Currencies on the rise

The euro rose almost half a percent to $1.148, a two-week high, while the pound gained 0.4% to $1.315, clinging to three-week highs hit after Brexit secretary Dominic Raab indicated on Tuesday that a deal on exiting the EU was likely.

On bond markets, 10-year US treasury bond yields fell below 3.18%, down four basis points on the day, as it became clear that more fiscal stimulus was unlikely. An initial knee-jerk rise to 3.25% came after early reports of a better-than-expected performance by the Republicans, but that move soon fizzled out  as results trickled in.

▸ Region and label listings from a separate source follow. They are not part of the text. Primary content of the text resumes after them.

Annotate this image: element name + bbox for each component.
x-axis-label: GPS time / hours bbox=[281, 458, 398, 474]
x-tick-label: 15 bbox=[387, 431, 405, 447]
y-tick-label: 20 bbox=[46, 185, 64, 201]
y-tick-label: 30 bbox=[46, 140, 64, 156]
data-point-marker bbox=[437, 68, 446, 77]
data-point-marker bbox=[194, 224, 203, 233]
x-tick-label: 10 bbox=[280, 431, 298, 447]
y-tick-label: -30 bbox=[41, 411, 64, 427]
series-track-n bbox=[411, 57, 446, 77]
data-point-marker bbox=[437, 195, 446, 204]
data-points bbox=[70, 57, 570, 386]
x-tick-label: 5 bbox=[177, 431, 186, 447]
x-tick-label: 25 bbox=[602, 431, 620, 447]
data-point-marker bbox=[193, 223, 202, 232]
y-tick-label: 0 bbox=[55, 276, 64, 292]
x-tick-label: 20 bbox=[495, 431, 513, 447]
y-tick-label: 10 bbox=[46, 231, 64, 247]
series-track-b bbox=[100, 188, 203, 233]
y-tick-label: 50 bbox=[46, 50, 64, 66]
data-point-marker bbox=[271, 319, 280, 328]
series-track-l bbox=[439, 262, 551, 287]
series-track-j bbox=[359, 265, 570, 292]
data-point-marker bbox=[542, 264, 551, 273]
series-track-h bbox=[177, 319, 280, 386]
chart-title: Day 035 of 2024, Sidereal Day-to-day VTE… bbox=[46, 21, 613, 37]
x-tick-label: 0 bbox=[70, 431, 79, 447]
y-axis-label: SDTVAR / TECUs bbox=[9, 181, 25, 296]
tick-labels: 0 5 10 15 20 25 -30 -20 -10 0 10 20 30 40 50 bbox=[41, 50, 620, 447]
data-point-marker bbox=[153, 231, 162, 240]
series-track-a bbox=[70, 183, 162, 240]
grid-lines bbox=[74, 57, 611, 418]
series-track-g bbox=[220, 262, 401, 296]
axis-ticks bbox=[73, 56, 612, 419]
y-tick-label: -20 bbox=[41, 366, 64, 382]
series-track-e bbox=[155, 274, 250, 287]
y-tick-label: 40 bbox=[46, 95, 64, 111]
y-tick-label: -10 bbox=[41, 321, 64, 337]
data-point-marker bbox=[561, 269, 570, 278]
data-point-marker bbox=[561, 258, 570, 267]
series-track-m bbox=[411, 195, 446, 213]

The bond market may remain under pressure from this week’s record volumes of longer-dated government debt supply and the yawning Federal deficit. Many also reckon more spending increases are still possible.

“There are still areas with compromise for spending, so even with a split government I expect more fiscal stimulus ahead. There is some possibility for compromise on infrastructure spending as well,” Steve Friedman, a senior economist at BNP Paribas Asset Management, said.

Attention will also focus on Trump’s hard line on trade tariffs, which he can impose without Congressional approval. This keeps alive worries about a trade war between the US and China.  Chinese shares closed 0.7% lower, while Hong Kong markets ended just above flat

“We would argue that if Trump can do less on the domestic front he is more likely to focus on external matters, such as trade, which will impact risk sentiment,” said Patrick O’Donnell, investment manager at Aberdeen Asset Management in London.

Oil prices were soft after a 2% fall the previous day, with Brent crude futures down 0.25% to just below $72 a barrel.